Neu im Kino: "Adam und Evelyn"

Eine pastellene DDR

Adam (Florian Teichtmeister) versenkt sich in seine Nähkreationen, während Evelyn (Anne Kanis) in seinem Garten ein Mittagsschläfchen hält.
Adam (Florian Teichtmeister) versenkt sich in seine Nähkreationen, während Evelyn (Anne Kanis) in seinem Garten ein Mittagsschläfchen hält. © mm filmpresse / Alexander Schaak
Von Patrick Wellinski · 10.01.2019
"Adam und Evelyn" ist ein sommerlicher Film über das Wendejahr 1989, nach einem Roman von Ingo Schulze. Regisseur Andreas Goldstein ist nah an den Gefühlen seiner beiden Hauptfiguren und setzt in Bezug auf Filme über die DDR neue Maßstäbe.

Worum geht es?

Sommer 1989 in der DDR: Adam ist Damenschneider und kommt seinen Kundinnen immer wieder etwas näher, als es seiner Freundin Evelyn lieb ist. Sie hat genug von ihrem untreuen Freund und verlässt ihn, um mit Bekannten Urlaub in Ungarn zu machen. Doch Adam liebt Evelyn und reist ihr hinterher.
In Ungarn bekommen die beiden die Unruhen an der Grenze mit.
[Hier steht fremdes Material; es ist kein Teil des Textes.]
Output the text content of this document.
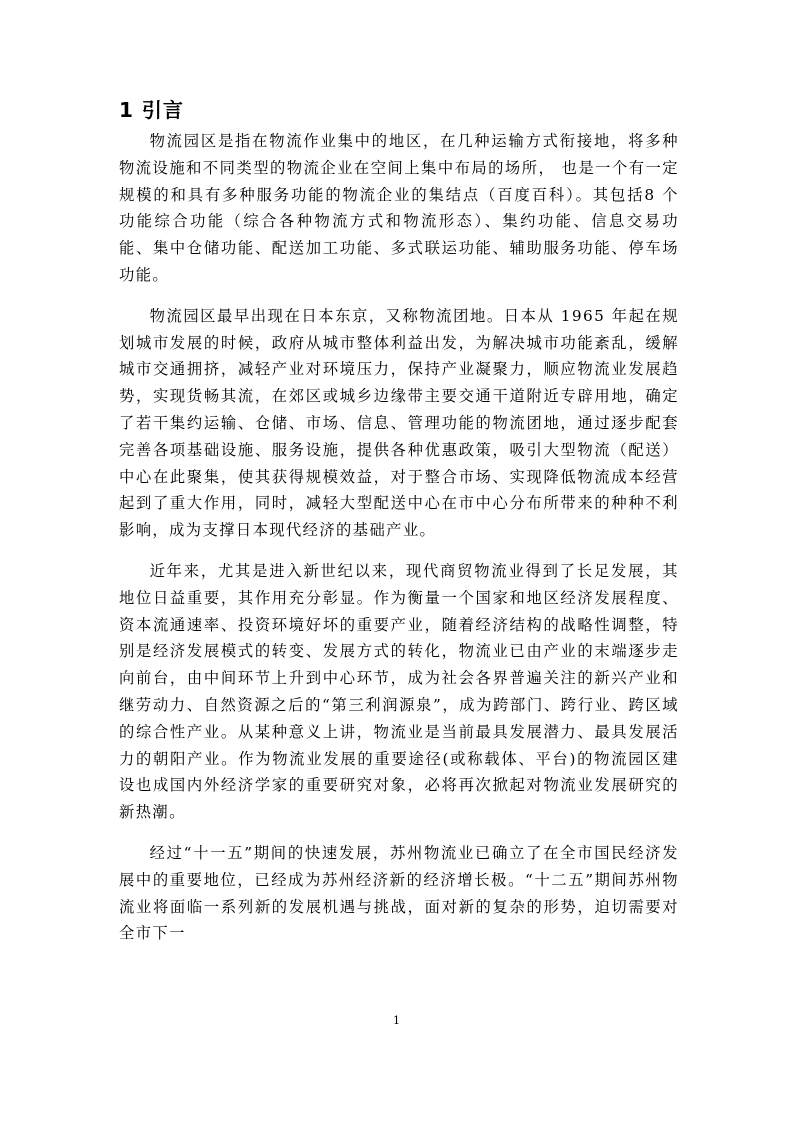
1 引言

物流园区是指在物流作业集中的地区，在几种运输方式衔接地，将多种物流设施和不同类型的物流企业在空间上集中布局的场所， 也是一个有一定规模的和具有多种服务功能的物流企业的集结点（百度百科）。其包括8 个功能综合功能（综合各种物流方式和物流形态）、集约功能、信息交易功能、集中仓储功能、配送加工功能、多式联运功能、辅助服务功能、停车场功能。

物流园区最早出现在日本东京，又称物流团地。日本从 1965 年起在规划城市发展的时候，政府从城市整体利益出发，为解决城市功能紊乱，缓解城市交通拥挤，减轻产业对环境压力，保持产业凝聚力，顺应物流业发展趋势，实现货畅其流，在郊区或城乡边缘带主要交通干道附近专辟用地，确定了若干集约运输、仓储、市场、信息、管理功能的物流团地，通过逐步配套完善各项基础设施、服务设施，提供各种优惠政策，吸引大型物流（配送） 中心在此聚集，使其获得规模效益，对于整合市场、实现降低物流成本经营起到了重大作用，同时，减轻大型配送中心在市中心分布所带来的种种不利影响，成为支撑日本现代经济的基础产业。

近年来，尤其是进入新世纪以来，现代商贸物流业得到了长足发展，其地位日益重要，其作用充分彰显。作为衡量一个国家和地区经济发展程度、资本流通速率、投资环境好坏的重要产业，随着经济结构的战略性调整，特别是经济发展模式的转变、发展方式的转化，物流业已由产业的末端逐步走向前台，由中间环节上升到中心环节，成为社会各界普遍关注的新兴产业和继劳动力、自然资源之后的“第三利润源泉”，成为跨部门、跨行业、跨区域的综合性产业。从某种意义上讲，物流业是当前最具发展潜力、最具发展活力的朝阳产业。作为物流业发展的重要途径(或称载体、平台)的物流园区建设也成国内外经济学家的重要研究对象，必将再次掀起对物流业发展研究的新热潮。

经过“十一五”期间的快速发展，苏州物流业已确立了在全市国民经济发展中的重要地位，已经成为苏州经济新的经济增长极。“十二五”期间苏州物流业将面临一系列新的发展机遇与挑战，面对新的复杂的形势，迫切需要对全市下一

1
Evelyn will in den Westen. Adam will bleiben. Das Paar muss sich immer heftiger mit der Festigkeit ihrer Beziehung am Vorabend des Mauerfalls auseinandersetzen.

Was ist das Besondere?

Andreas Goldstein ist ein herrlich luftiger und sommerlicher Film über das Jahr 1989 gelungen, der sich sehr wohltuend von den üblichen DDR-Darstellungen im Kino unterscheidet. Mal keine Kulissenschieberei, sondern die Hinwendung zu den Gefühlspanoramen der Figuren steht im Mittelpunkt.
Szene aus dem Film "Adam und Evelyn" von Andreas Goldstein. Zu sehen sind die Schauspieler Florian Teichtmeister, Lena Lauzemis, Anne Kanis und Milian Zerzawy
Szene aus dem Film "Adam und Evelyn" von Andreas Goldstein© Andreas Goldstein
Die biblische Anlage zwischen Adam und Evelyn, die schon Schriftsteller Ingo Schulze in der Romanvorlage sehr intelligent durchgespielt hat, entfaltet auf der großen Leinwand ihre ganz eigene Magie. Die DDR in Pastellfarben, sattes grünes Gras und Adams Garten als stilles, paradiesisches Refugium, in das die Weltpolitik des Kalten Krieges keinen Einlass erhält: Das sind visuelle und narrative Einfälle, die das deutsche Kino, wenn es die DDR darstellt, sonst kaum zustande bringt. Kombiniert mit den genialen Darstellern wird "Adam und Evelyn" zu einem sehr vergnüglichen und intelligenten Blick auf die deutsch-deutsche Geschichte.

Urteil

Anders als noch in Andreas Dresens "Gundermann", Bully Herbigs "Ballon" oder Florian Henckel von Donnersmarcks "Werk ohne Autor" gibt es bei Andreas Goldstein keine Hinwendung zum Ausstattungsrealismus. Seine DDR-Erzählung ist nah an den Gefühlen der Figuren und setzt damit auch eine emotionale Wahrhaftigkeit, die den meisten Filmen über diese Zeit fehlt. Man kann sich nur wünschen, dass viele Filmemacher diesem Beispiel folgen werden, denn "Adam und Evelyn" ist ein tolles Beispiel für frisches, modernes Kino, das keine Angst vor – im wahrsten Sinne des Wortes – weltbewegenden Themen hat.